I can imagine insurance to be the pet peeve of many people. Just think insurance, and the first things that usually come to mind would be aggressive sales tactics, stories of mis-selling or misrepresentation by unethical advisers. And because of these negative connotations associated with insurance, advisers and consumers tend to avoid it like plague or try their darndest to thread around it very carefully in fear of waking the sleeping angry giant! It is a great pity really because insurance is the most misunderstood of all financial instruments in my opinion and it is one of the most important (if not the most important) aspects of financial planning. Without which even the best financial plan, with all its high yielding investments and other sophisticated instruments, will fall through when an unforeseen situation arises. Here, I’ll like to address a few misconceptions of insurance and hopefully through this, to provide you with a better understanding of what insurance is all about.

First of all, it is not about whether you can afford insurance but whether you can afford not to have insurance! The rationale behind insurance planning is not to risk more than you can afford to lose. If a particular loss has severe consequences for you, then you should not retain the risk but to transfer it to another party, in this case the insurer, who will bear the consequences of the risk in return for a specified amount of premium. Some examples of such risks with severe consequences are death of a breadwinner, having to suffer from a long-drawn serious illness or disability, loss of property, facing litigation etc. In a way, insurance helps to optimize the usage of capital or to provide the necessary capital when there is none.

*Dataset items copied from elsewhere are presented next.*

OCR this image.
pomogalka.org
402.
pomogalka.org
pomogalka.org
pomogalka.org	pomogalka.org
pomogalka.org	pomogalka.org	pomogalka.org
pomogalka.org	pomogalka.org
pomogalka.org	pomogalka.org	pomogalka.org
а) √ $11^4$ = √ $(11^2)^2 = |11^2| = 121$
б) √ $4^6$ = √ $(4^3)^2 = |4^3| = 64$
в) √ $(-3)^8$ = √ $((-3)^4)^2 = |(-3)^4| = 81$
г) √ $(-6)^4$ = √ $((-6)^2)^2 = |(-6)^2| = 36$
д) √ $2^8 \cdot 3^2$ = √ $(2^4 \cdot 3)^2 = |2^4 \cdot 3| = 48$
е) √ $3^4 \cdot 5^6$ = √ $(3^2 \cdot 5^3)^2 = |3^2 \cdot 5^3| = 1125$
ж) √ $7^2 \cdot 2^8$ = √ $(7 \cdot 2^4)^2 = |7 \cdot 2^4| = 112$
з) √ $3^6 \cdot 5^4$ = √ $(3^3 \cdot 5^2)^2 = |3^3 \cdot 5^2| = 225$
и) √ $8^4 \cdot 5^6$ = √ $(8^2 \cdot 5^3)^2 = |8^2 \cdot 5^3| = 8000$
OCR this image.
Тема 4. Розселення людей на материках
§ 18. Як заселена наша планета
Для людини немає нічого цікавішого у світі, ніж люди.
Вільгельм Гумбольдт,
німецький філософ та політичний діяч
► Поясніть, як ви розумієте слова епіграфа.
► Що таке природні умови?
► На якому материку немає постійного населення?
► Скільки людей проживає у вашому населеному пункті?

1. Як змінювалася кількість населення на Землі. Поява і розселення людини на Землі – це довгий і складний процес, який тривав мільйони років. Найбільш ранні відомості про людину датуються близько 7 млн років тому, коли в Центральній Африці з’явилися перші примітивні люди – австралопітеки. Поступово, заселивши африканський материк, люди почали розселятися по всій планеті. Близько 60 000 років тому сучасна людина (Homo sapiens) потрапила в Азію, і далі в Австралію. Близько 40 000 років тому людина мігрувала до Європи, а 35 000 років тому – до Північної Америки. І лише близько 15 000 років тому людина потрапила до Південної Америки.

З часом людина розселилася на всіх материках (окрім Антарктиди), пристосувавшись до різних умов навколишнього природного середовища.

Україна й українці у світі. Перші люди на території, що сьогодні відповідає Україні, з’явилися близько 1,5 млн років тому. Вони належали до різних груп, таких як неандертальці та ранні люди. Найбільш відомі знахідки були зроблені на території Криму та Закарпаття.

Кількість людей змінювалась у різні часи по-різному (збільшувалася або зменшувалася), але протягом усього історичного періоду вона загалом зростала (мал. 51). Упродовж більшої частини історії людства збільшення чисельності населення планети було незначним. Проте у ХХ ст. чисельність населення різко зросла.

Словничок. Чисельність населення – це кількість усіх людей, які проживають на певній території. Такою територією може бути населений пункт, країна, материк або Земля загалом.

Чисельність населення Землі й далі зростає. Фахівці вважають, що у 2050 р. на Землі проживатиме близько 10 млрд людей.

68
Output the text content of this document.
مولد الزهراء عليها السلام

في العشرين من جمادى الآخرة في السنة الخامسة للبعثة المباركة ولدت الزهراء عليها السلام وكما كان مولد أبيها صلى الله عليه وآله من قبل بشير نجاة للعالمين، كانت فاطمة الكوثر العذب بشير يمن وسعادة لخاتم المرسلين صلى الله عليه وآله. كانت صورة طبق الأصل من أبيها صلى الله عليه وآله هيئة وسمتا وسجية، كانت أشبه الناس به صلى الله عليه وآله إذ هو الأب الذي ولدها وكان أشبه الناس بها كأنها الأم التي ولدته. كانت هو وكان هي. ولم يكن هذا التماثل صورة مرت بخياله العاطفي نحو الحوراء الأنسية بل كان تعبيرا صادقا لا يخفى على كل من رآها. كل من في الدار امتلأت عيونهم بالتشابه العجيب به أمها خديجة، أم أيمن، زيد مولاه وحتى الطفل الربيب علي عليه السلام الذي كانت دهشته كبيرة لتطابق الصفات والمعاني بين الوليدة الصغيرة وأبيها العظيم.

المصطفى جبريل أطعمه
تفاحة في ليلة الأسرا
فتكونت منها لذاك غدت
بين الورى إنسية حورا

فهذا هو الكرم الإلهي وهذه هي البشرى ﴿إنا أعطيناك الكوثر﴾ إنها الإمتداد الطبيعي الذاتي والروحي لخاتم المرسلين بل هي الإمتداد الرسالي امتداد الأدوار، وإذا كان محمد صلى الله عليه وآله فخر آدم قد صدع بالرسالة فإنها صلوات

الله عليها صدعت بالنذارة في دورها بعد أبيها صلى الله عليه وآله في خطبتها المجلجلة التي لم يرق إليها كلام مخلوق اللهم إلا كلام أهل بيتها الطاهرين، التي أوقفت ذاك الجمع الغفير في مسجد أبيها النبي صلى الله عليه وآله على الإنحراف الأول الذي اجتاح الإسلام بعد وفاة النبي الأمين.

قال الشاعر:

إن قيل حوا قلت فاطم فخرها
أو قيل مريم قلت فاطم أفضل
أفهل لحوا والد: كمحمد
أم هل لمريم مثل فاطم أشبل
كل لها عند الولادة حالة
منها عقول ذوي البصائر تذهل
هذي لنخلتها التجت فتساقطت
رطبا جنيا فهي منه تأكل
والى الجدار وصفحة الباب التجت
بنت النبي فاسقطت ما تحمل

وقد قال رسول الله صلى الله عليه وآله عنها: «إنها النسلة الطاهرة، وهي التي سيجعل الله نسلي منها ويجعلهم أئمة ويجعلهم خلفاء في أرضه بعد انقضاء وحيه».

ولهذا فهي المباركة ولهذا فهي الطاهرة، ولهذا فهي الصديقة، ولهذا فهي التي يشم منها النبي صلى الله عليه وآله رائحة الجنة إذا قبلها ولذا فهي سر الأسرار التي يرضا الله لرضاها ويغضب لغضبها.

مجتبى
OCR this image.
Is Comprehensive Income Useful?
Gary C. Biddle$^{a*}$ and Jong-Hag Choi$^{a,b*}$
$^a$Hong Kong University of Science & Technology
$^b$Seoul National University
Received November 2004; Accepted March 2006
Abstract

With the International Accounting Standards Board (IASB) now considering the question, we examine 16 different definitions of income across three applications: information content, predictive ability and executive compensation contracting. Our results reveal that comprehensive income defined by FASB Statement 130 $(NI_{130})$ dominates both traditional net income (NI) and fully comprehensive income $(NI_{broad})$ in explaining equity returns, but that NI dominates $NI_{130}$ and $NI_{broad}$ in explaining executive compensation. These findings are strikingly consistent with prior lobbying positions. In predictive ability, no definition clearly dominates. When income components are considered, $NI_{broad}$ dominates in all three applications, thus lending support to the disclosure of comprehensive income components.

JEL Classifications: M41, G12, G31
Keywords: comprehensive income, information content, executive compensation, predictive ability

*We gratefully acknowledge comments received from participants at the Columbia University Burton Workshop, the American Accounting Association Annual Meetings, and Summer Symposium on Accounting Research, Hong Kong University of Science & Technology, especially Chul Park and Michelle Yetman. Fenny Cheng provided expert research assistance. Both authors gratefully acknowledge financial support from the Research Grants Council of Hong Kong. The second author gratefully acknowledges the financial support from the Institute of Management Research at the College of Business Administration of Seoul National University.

If there were no insurance, individuals and companies would be required to hold substantial amounts of funds in their reserves to offset any significant losses arising from the risks. And in the event that such huge reserves are not available, the individuals and companies will have to bear the full brunt of the very significant financial losses if there were no insurance in place.

Another misconception is that insurance is for the rich. But if you were to think about it carefully, who do you think is more likely to afford a medical bill of a few hundred thousand of dollars – a millionaire or someone who has only a few thousand dollars in his/her bank account? So who do you think needs insurance more? The only reason that I can think of which explains why many believe that insurance is only for the rich is because the rich have long been the popular target of hungry advisers and they are often sold more insurance on the basis that they can afford it and not so much because they need it.

Some people think that they are already very well-insured because they are paying a whole load of money each month on insurance premiums. Needless to say, this is not the case. You can spend a whole lot of money on insurance policies but if you haven’t got the right policies to cover the right risks for the right amounts, you are just wasting your money! And you may be surprise to know that getting adequate coverage doesn’t necessarily come at an exorbitant price.